Extremal Horizons with Reduced Symmetry: Hyperscaling Violation, Stripes, and a Classification for the Homogeneous Case
Norihiro Iizuka, Shamit Kachru, Nilay Kundu, Prithvi Narayan, Nilanjan Sircar, Sandip P. Trivedi, Huajia Wang
TL;DR
The paper broadens the holographic classification of zero-temperature ground states at finite density by extending Bianchi-type horizons to include hyperscaling violation and striped phases, and by generalizing the homogeneous classification to real four-algebras with three-dimensional subgroups. It demonstrates constructive pathways via Kaluza–Klein reduction and explicit matter couplings to realize HV geometries in 4d and 5d, including several striped and purely homogeneous solutions, while enforcing physical viability through NEC and Nernst-type conditions. It also develops a systematic 4d classification framework for homogeneous spaces using the 12 four-dimensional algebras $A_{4,k}$ and their 3d subalgebras, and analyzes the corresponding NEC constraints to delineate which algebras yield admissible static horizons. Collectively, the work highlights rich infrared phases of holographic field theories with reduced spatial symmetries and points to future investigations in stability, string-theory embeddings, and fully inhomogeneous horizon classifications.
Abstract
Classifying the zero-temperature ground states of quantum field theories with finite charge density is a very interesting problem. Via holography, this problem is mapped to the classification of extremal charged black brane geometries with anti-de Sitter asymptotics. In a recent paper [1], we proposed a Bianchi classification of the extremal near-horizon geometries in five dimensions, in the case where they are homogeneous but, in general, anisotropic. Here, we extend our study in two directions: we show that Bianchi attractors can lead to new phases, and generalize the classification of homogeneous phases in a way suggested by holography.
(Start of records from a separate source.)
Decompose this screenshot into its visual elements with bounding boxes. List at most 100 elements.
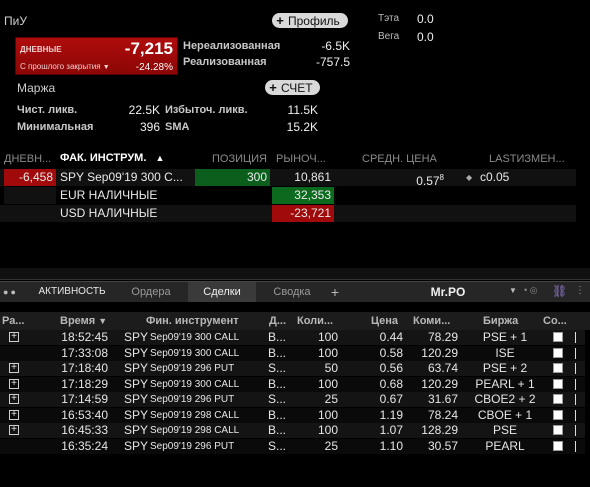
trade-exchange: PSE + 2 (482, 361, 528, 375)
trade-expiry: Sep09'19 300 CALL (150, 347, 240, 359)
avg-price-fraction: 8 (439, 173, 444, 182)
tab-orders[interactable]: Ордера (118, 282, 184, 302)
expand-icon[interactable]: + (9, 394, 19, 404)
trades-tabbar: ● ● АКТИВНОСТЬ Ордера Сделки Сводка + Mr.… (0, 281, 590, 302)
col-exchange[interactable]: Биржа (483, 312, 518, 330)
trade-qty: 25 (324, 438, 338, 453)
account-button[interactable]: + СЧЕТ (265, 80, 320, 95)
tab-summary[interactable]: Сводка (262, 282, 322, 302)
trade-commission: 63.74 (427, 361, 458, 375)
expand-icon[interactable]: + (9, 332, 19, 342)
position-market: 32,353 (272, 187, 334, 204)
col-market[interactable]: РЫНОЧ... (276, 153, 326, 165)
theta-label: Тэта (378, 13, 400, 24)
trade-symbol: SPY (124, 407, 149, 422)
col-price[interactable]: Цена (371, 312, 398, 330)
trade-row[interactable]: +17:18:40 SPY Sep09'19 296 PUT S... 50 0.56 63… (0, 361, 585, 376)
trade-expiry: Sep09'19 296 PUT (150, 394, 235, 405)
tab-activity[interactable]: АКТИВНОСТЬ (32, 282, 112, 302)
col-time[interactable]: Время ▼ (60, 312, 107, 330)
col-avg-price[interactable]: СРЕДН. ЦЕНА (362, 153, 437, 165)
col-daily[interactable]: ДНЕВН... (4, 153, 51, 165)
col-instrument[interactable]: Фин. инструмент (146, 312, 239, 330)
row-divider (575, 347, 576, 359)
col-expand[interactable]: Ра... (2, 312, 24, 330)
col-position[interactable]: ПОЗИЦИЯ (212, 153, 267, 165)
plus-icon: + (269, 80, 277, 95)
circle-icon: ● (3, 287, 9, 297)
expand-icon[interactable]: + (9, 363, 19, 373)
plus-icon: + (276, 13, 284, 28)
trade-symbol: SPY (124, 330, 149, 344)
trade-commission: 128.29 (421, 423, 458, 437)
position-qty: 300 (195, 169, 270, 186)
trade-time: 16:35:24 (61, 438, 108, 453)
col-commission[interactable]: Коми... (413, 312, 450, 330)
trade-expiry: Sep09'19 296 PUT (150, 440, 235, 452)
trade-checkbox[interactable] (553, 394, 563, 404)
trade-side: B... (268, 345, 287, 360)
expand-icon[interactable]: + (9, 378, 19, 389)
link-icon[interactable]: ⛓ (552, 284, 567, 298)
trade-commission: 31.67 (427, 392, 458, 406)
position-avg-price: 0.578 (400, 169, 444, 188)
more-icon[interactable]: ⋮ (575, 285, 585, 296)
trade-side: B... (268, 330, 287, 344)
since-close-selector[interactable]: С прошлого закрытия ▼ (20, 62, 110, 71)
tab-trades[interactable]: Сделки (188, 282, 256, 302)
trade-time: 16:45:33 (61, 423, 108, 437)
trade-price: 0.44 (379, 330, 403, 344)
daily-pnl-label: ДНЕВНЫЕ (20, 45, 62, 54)
net-liq-label: Чист. ликв. (17, 104, 78, 116)
position-row[interactable]: -6,458 SPY Sep09'19 300 C... 300 10,861 … (0, 169, 576, 188)
position-row[interactable]: EUR НАЛИЧНЫЕ 32,353 (0, 187, 576, 204)
trades-header: Ра... Время ▼ Фин. инструмент Д... Коли.… (0, 312, 590, 330)
panel-name[interactable]: Mr.PO (418, 282, 478, 302)
trade-checkbox[interactable] (553, 363, 563, 373)
trade-row[interactable]: +16:45:33 SPY Sep09'19 298 CALL B... 100 1.07… (0, 423, 585, 438)
trade-row[interactable]: +18:52:45 SPY Sep09'19 300 CALL B... 100 0.44… (0, 330, 585, 345)
trade-row[interactable]: +16:53:40 SPY Sep09'19 298 CALL B... 100 1.19… (0, 407, 585, 423)
minimum-value: 396 (139, 120, 160, 134)
trade-expiry: Sep09'19 296 PUT (150, 363, 235, 374)
trade-symbol: SPY (124, 345, 149, 360)
trade-row[interactable]: 17:33:08 SPY Sep09'19 300 CALL B... 100 0.58 1… (0, 345, 585, 361)
window-controls[interactable]: ● ● (3, 287, 16, 297)
add-tab-button[interactable]: + (326, 282, 344, 302)
expand-icon[interactable]: + (9, 409, 19, 420)
trade-exchange: PSE (492, 423, 517, 437)
trade-commission: 78.24 (427, 407, 458, 422)
trade-checkbox[interactable] (553, 347, 563, 358)
daily-pnl-value: -7,215 (124, 39, 173, 58)
trade-checkbox[interactable] (553, 409, 563, 420)
trade-checkbox[interactable] (553, 425, 563, 435)
col-combo[interactable]: Со... (543, 312, 567, 330)
col-last-change[interactable]: LASTИЗМЕН... (489, 153, 565, 165)
trade-checkbox[interactable] (553, 378, 563, 389)
dots-icon[interactable]: • ◎ (524, 285, 538, 296)
avg-price-main: 0.57 (416, 174, 440, 188)
row-divider (575, 425, 576, 436)
col-side[interactable]: Д... (269, 312, 286, 330)
excess-liq-label: Избыточ. ликв. (165, 104, 248, 116)
chevron-down-icon[interactable]: ▼ (509, 286, 517, 295)
trade-qty: 100 (317, 345, 338, 360)
trade-checkbox[interactable] (553, 440, 563, 451)
trade-row[interactable]: +17:18:29 SPY Sep09'19 300 CALL B... 100 0.68… (0, 376, 585, 392)
account-button-label: СЧЕТ (281, 80, 313, 95)
trade-checkbox[interactable] (553, 332, 563, 342)
expand-icon[interactable]: + (9, 425, 19, 435)
position-instrument: EUR НАЛИЧНЫЕ (60, 188, 158, 202)
row-divider (575, 363, 576, 374)
col-instrument[interactable]: ФАК. ИНСТРУМ. ▲ (60, 152, 164, 164)
trade-row[interactable]: +17:14:59 SPY Sep09'19 296 PUT S... 25 0.67 31… (0, 392, 585, 407)
circle-icon: ● (10, 287, 16, 297)
col-qty[interactable]: Коли... (297, 312, 333, 330)
row-divider (575, 332, 576, 343)
position-row[interactable]: USD НАЛИЧНЫЕ -23,721 (0, 205, 576, 222)
trade-price: 1.19 (379, 407, 403, 422)
trade-qty: 100 (317, 407, 338, 422)
position-instrument: SPY Sep09'19 300 C... (60, 170, 183, 184)
profile-button[interactable]: + Профиль (272, 13, 348, 28)
trade-row[interactable]: 16:35:24 SPY Sep09'19 296 PUT S... 25 1.10 30.… (0, 438, 585, 454)
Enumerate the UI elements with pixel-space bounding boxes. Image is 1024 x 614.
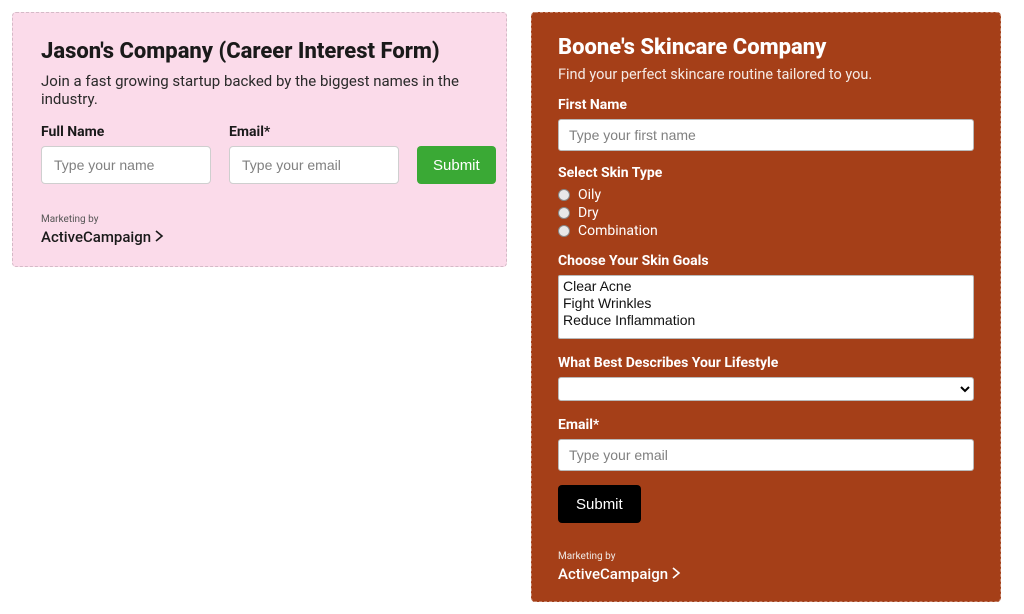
skin-type-label: Select Skin Type [558, 165, 974, 181]
first-name-field: First Name [558, 97, 974, 165]
skin-type-option-oily[interactable]: Oily [558, 187, 974, 203]
career-form-title: Jason's Company (Career Interest Form) [41, 39, 478, 64]
marketing-by-text-left: Marketing by [41, 214, 478, 225]
marketing-attribution-left: Marketing by ActiveCampaign [41, 214, 478, 246]
lifestyle-label: What Best Describes Your Lifestyle [558, 355, 974, 371]
email-input-right[interactable] [558, 439, 974, 471]
submit-button-left[interactable]: Submit [417, 146, 496, 184]
full-name-input[interactable] [41, 146, 211, 184]
radio-label-oily: Oily [578, 187, 601, 203]
activecampaign-logo-right[interactable]: ActiveCampaign [558, 565, 682, 583]
radio-combination[interactable] [558, 225, 570, 237]
activecampaign-brand-right: ActiveCampaign [558, 565, 668, 583]
full-name-field: Full Name [41, 124, 211, 184]
skincare-form-title: Boone's Skincare Company [558, 35, 974, 60]
radio-oily[interactable] [558, 189, 570, 201]
first-name-input[interactable] [558, 119, 974, 151]
submit-button-right[interactable]: Submit [558, 485, 641, 523]
email-input-left[interactable] [229, 146, 399, 184]
skin-type-option-dry[interactable]: Dry [558, 205, 974, 221]
radio-label-combination: Combination [578, 223, 658, 239]
career-form-row: Full Name Email* Submit [41, 124, 478, 184]
email-label-left: Email* [229, 124, 399, 140]
activecampaign-logo-left[interactable]: ActiveCampaign [41, 228, 165, 246]
email-field-right: Email* [558, 417, 974, 485]
lifestyle-select[interactable] [558, 377, 974, 401]
skin-type-field: Select Skin Type Oily Dry Combination [558, 165, 974, 239]
skin-goals-field: Choose Your Skin Goals Clear Acne Fight … [558, 253, 974, 355]
skincare-form-card: Boone's Skincare Company Find your perfe… [531, 12, 1001, 602]
career-form-card: Jason's Company (Career Interest Form) J… [12, 12, 507, 267]
email-label-right: Email* [558, 417, 974, 433]
skin-type-radio-group: Oily Dry Combination [558, 187, 974, 239]
goal-option-wrinkles[interactable]: Fight Wrinkles [563, 295, 969, 312]
marketing-attribution-right: Marketing by ActiveCampaign [558, 551, 974, 583]
career-form-subtitle: Join a fast growing startup backed by th… [41, 72, 478, 108]
goal-option-acne[interactable]: Clear Acne [563, 278, 969, 295]
full-name-label: Full Name [41, 124, 211, 140]
radio-label-dry: Dry [578, 205, 599, 221]
chevron-right-icon [155, 228, 165, 246]
chevron-right-icon [672, 565, 682, 583]
skin-goals-label: Choose Your Skin Goals [558, 253, 974, 269]
radio-dry[interactable] [558, 207, 570, 219]
skincare-form-subtitle: Find your perfect skincare routine tailo… [558, 66, 974, 83]
marketing-by-text-right: Marketing by [558, 551, 974, 562]
lifestyle-field: What Best Describes Your Lifestyle [558, 355, 974, 417]
skin-goals-listbox[interactable]: Clear Acne Fight Wrinkles Reduce Inflamm… [558, 275, 974, 339]
skin-type-option-combination[interactable]: Combination [558, 223, 974, 239]
email-field-left: Email* [229, 124, 399, 184]
goal-option-inflammation[interactable]: Reduce Inflammation [563, 312, 969, 329]
first-name-label: First Name [558, 97, 974, 113]
activecampaign-brand-left: ActiveCampaign [41, 228, 151, 246]
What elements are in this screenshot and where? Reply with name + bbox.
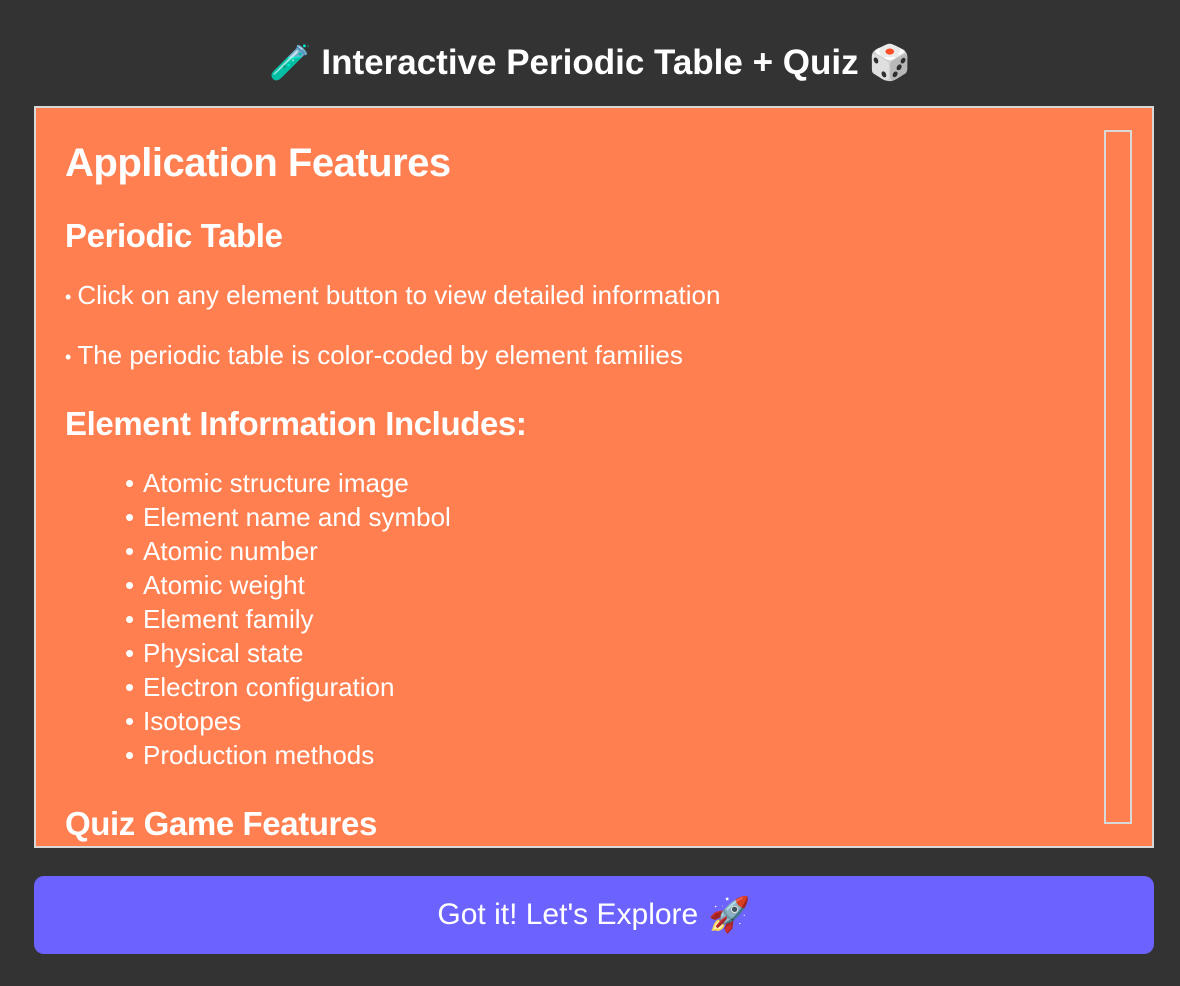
features-heading: Application Features <box>65 141 451 185</box>
app-window: 🧪 Interactive Periodic Table + Quiz 🎲 Ap… <box>0 0 1180 986</box>
features-panel[interactable]: Application Features Periodic Table • Cli… <box>34 106 1154 848</box>
list-item: • Atomic weight <box>125 570 305 601</box>
rocket-icon: 🚀 <box>708 895 751 935</box>
element-info-list: • Atomic structure image • Element name an… <box>65 466 1085 772</box>
explore-button[interactable]: Got it! Let's Explore 🚀 <box>34 876 1154 954</box>
periodic-table-item: • The periodic table is color-coded by el… <box>65 340 683 371</box>
list-item: • Atomic number <box>125 536 318 567</box>
scrollbar[interactable] <box>1104 130 1132 824</box>
list-item: • Atomic structure image <box>125 468 409 499</box>
bullet-icon: • <box>65 347 72 368</box>
list-item: • Electron configuration <box>125 672 395 703</box>
quiz-heading: Quiz Game Features <box>65 805 377 843</box>
periodic-table-item: • Click on any element button to view det… <box>65 280 721 310</box>
list-item: • Isotopes <box>125 706 242 737</box>
test-tube-icon: 🧪 <box>269 43 312 83</box>
list-item: • Physical state <box>125 638 304 669</box>
features-content: Application Features Periodic Table • Cli… <box>65 138 1085 846</box>
list-item: • Element family <box>125 604 314 635</box>
periodic-table-heading: Periodic Table <box>65 217 283 254</box>
element-info-heading: Element Information Includes: <box>65 405 527 443</box>
dice-icon: 🎲 <box>868 43 911 83</box>
title-text: Interactive Periodic Table + Quiz <box>321 43 859 82</box>
explore-button-label: Got it! Let's Explore <box>437 898 699 931</box>
bullet-icon: • <box>65 287 72 308</box>
window-title: 🧪 Interactive Periodic Table + Quiz 🎲 <box>0 40 1180 86</box>
list-item: • Element name and symbol <box>125 502 451 533</box>
list-item: • Production methods <box>125 740 375 771</box>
In the first direction, we show that hyperscaling violation can naturally be incorporated into the Bianchi horizons. We also find analytical examples of "striped" horizons. In the second direction, we propose a more complete classification of homogeneous horizon geometries where the natural mathematics involves real four-algebras with three dimensional sub-algebras. This gives rise to a richer set of possible near-horizon geometries, where the holographic radial direction is non-trivially intertwined with field theory spatial coordinates. We find examples of several of the new types in systems consisting of reasonably simple matter sectors coupled to gravity, while arguing that others are forbidden by the Null Energy Condition. Extremal horizons in four dimensions governed by three-algebras or four-algebras are also discussed.